M. Nasrallah doit faire preuve de courage et critiquer [les Houthis] sur cette modeste question ; il doit dire [au dirigeant] Abd Al-Malek Al-Houthi : « Cessez cette injustice envers les pauvres d’Al-Salem et cessez d’invoquer le slogan ‘Maudits soient les Juifs’ ». Il doit présenter en exemple les Juifs d’Iran – en dépit de tout ce qu’ils ont enduré depuis la Révolution [en 1979], ils constituent toujours la plus importante communauté juive au Moyen-Orient après Israël – 10 000 personnes, parmi lesquelles un député au parlement (Siamak Moreh Sedgh).
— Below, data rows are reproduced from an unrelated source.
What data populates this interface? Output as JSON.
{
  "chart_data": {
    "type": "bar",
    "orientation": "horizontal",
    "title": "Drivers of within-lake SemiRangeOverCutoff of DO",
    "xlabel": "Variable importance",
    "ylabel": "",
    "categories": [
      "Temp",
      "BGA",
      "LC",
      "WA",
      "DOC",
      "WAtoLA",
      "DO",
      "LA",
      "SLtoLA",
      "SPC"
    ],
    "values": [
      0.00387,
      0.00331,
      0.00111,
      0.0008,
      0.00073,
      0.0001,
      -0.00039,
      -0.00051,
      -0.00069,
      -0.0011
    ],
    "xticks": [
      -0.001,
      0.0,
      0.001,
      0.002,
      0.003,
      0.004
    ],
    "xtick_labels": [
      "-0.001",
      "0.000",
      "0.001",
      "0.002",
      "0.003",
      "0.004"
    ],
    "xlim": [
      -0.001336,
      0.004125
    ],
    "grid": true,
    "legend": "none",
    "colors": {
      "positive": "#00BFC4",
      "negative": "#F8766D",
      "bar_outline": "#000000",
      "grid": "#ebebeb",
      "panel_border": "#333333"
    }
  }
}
Cela ne suffit-il pas pour critiquer les Houthis pour leur injustice envers les familles pauvres ? M. Nasrallah, n’est-ce pas une injustice de considérer les Houthis comme un mouvement progressiste dans le combat contre Israël ? Ne desservez-vous pas votre propre cause par [vos] déclarations ?
Quelqu’un pourrait dire : quelques centaines de Juifs ruraux dans le nord du Yémen sont une question secondaire, qui n’a pas d’importance dans le dialogue « stratégique » tumultueux entre ses deux éléments [sunnites et chiites]. Mais la seule expression des Houthis de leur devise de résistance à Israël est en effet leur persécution des villageois appauvris de Sada. En principe, les Houthis ne mentent pas sur cette question – ils se conforment à leur devise « Maudits soient les Juifs ». De fait, c’est l’unique slogan qui les sépare des autres [disciples du fondateur de la Révolution islamique, l’ayatollah Ruhollah] Khomeini, qui avait adopté les slogans « mort à l’Amérique et « mort à Israël » [mais pas « mort aux Juifs »].
Si M. Nasrallah veut donner aux Houthis les allures d’un [mouvement] de libération nationale progressiste, logique et éclairé, et s’il souhaite adoucir quelque peu ses déclarations, ne vaudrait-il pas la peine pour lui qu’il s’adresse à son allié Al-Houthi, en conclusion ou en marge d’un discours, et lui dise : « Cessez vos injustices envers le clan Al-Salem, pauvre, bienfaisant, pacifique et persécuté, et abolissez le slogan ‘maudits soient les Juifs’ du Yémen ?
Notes :
[1] Akhbaralyom.net, 24 janvier 2007.
[2] Al-Sharq Al-Awsat (Londres), 18 juillet 2014.
[3] Al-Mustaqbal (Liban), 20 avril 2015.